Moving on to Brett’s, Divertimento for String Quartet, Robinson on cello, joined John Morrice and David Margetts on violin and Claudia Shiuh on viola. The quartet played in sync with one another, picking up for pizzicatos and returning with a vengeance during the more aggressive parts of the composition.

The quartet complemented each other in all four parts of Divertimento, nodding and making eye contact to let one another know they were ready.

After the intermission, Beaman returned to the stage with her flute to perform a short solo piece, Syrinx by Claude Deboussy, followed by Porter and her intimidating harp whose beautifully crafted features and irreplaceable sound stole the show in Gabriel Fauré’s Sicilienne from Pelleas and Melisende.

This segment replaced Maurice Delage’s Four Hindu Poems due to soprano Phyllis Perry Fortner’s laryngitis. The last piece, Introduction and Allegro, by Maurice Ravel incorporated all the previous musicians adding Professor Miles Ishigaki on clarinet and Jack Fortner conducting. The seven players captured the audience with harmonious sets, breaking every now and then for a harp or flute solo. Porter seemed to lead the rest of the group with her confidence in playing the harp; caressing its many strings in a call made the other six musicians reply promptly.

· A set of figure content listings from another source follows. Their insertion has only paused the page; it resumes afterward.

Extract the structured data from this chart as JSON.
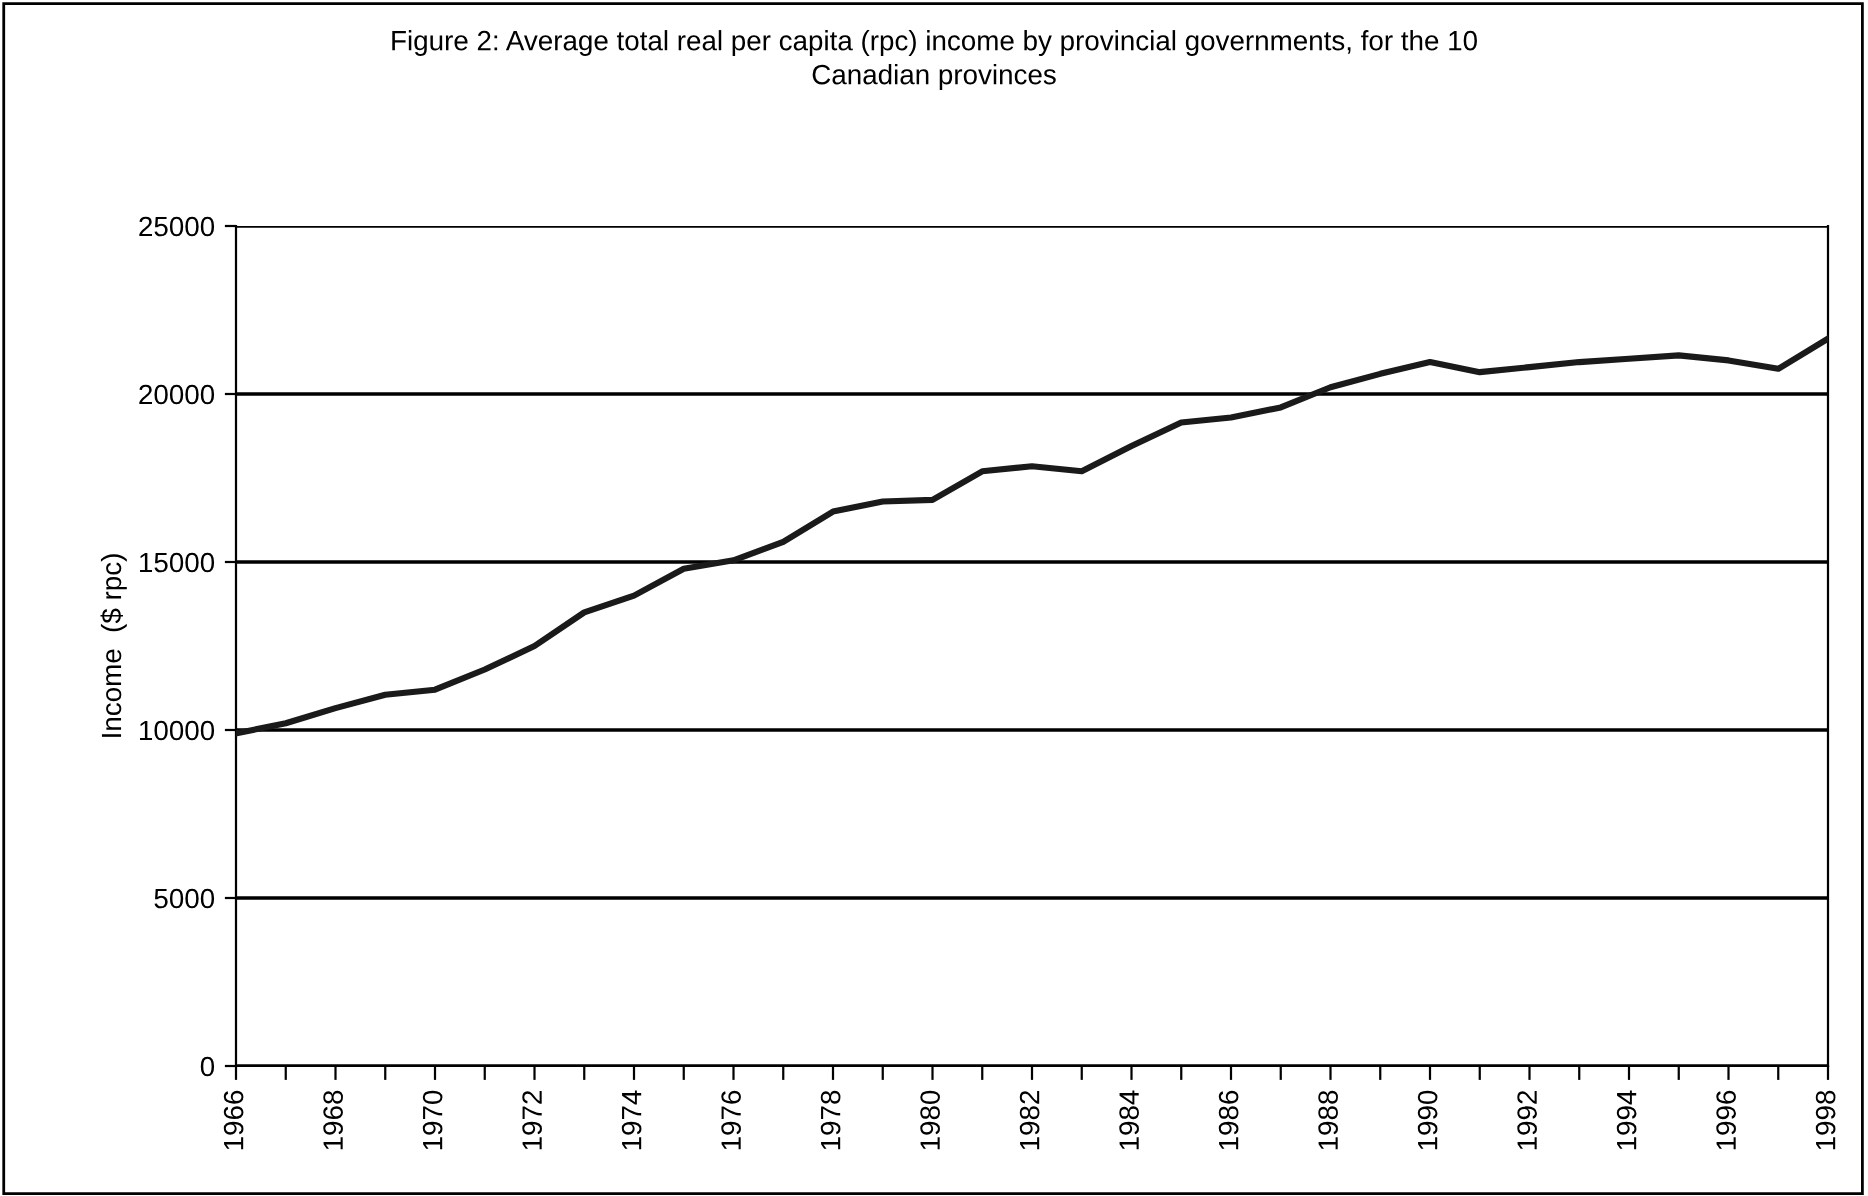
{
  "chart_data": {
    "type": "line",
    "title": "Figure 2: Average total real per capita (rpc) income by provincial governments, for the 10\nCanadian provinces",
    "ylabel": "Income  ($ rpc)",
    "x": [
      1966,
      1967,
      1968,
      1969,
      1970,
      1971,
      1972,
      1973,
      1974,
      1975,
      1976,
      1977,
      1978,
      1979,
      1980,
      1981,
      1982,
      1983,
      1984,
      1985,
      1986,
      1987,
      1988,
      1989,
      1990,
      1991,
      1992,
      1993,
      1994,
      1995,
      1996,
      1997,
      1998
    ],
    "series": [
      {
        "color": "#1a1a1a",
        "values": [
          9900,
          10200,
          10650,
          11050,
          11200,
          11800,
          12500,
          13500,
          14000,
          14800,
          15050,
          15600,
          16500,
          16800,
          16850,
          17700,
          17850,
          17700,
          18450,
          19150,
          19300,
          19600,
          20200,
          20600,
          20950,
          20650,
          20800,
          20950,
          21050,
          21150,
          21000,
          20750,
          21650
        ]
      }
    ],
    "xlim": [
      1966,
      1998
    ],
    "xticks": [
      1966,
      {
        "value": 1967,
        "label": null
      },
      1968,
      {
        "value": 1969,
        "label": null
      },
      1970,
      {
        "value": 1971,
        "label": null
      },
      1972,
      {
        "value": 1973,
        "label": null
      },
      1974,
      {
        "value": 1975,
        "label": null
      },
      1976,
      {
        "value": 1977,
        "label": null
      },
      1978,
      {
        "value": 1979,
        "label": null
      },
      1980,
      {
        "value": 1981,
        "label": null
      },
      1982,
      {
        "value": 1983,
        "label": null
      },
      1984,
      {
        "value": 1985,
        "label": null
      },
      1986,
      {
        "value": 1987,
        "label": null
      },
      1988,
      {
        "value": 1989,
        "label": null
      },
      1990,
      {
        "value": 1991,
        "label": null
      },
      1992,
      {
        "value": 1993,
        "label": null
      },
      1994,
      {
        "value": 1995,
        "label": null
      },
      1996,
      {
        "value": 1997,
        "label": null
      },
      1998
    ],
    "ylim": [
      0,
      25000
    ],
    "yticks": [
      0,
      5000,
      10000,
      15000,
      20000,
      25000
    ],
    "grid": "y",
    "legend": false,
    "marker": "none",
    "line_style": "solid"
  }
}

The audience was left uplifted by the final piece whose preciseness and clarity must have required countless hours of practice. Orpheus will continue with its enriching concerts next semester with East meets East, when Eastern European works will collide with Middle Eastern folk music. This upcoming program will feature The James Karagozian Middle Eastern Ensemble. The show will be on Feb. 3, 2001 at 8 p.m. in the Wahlberg Recital Hall. Admission is free.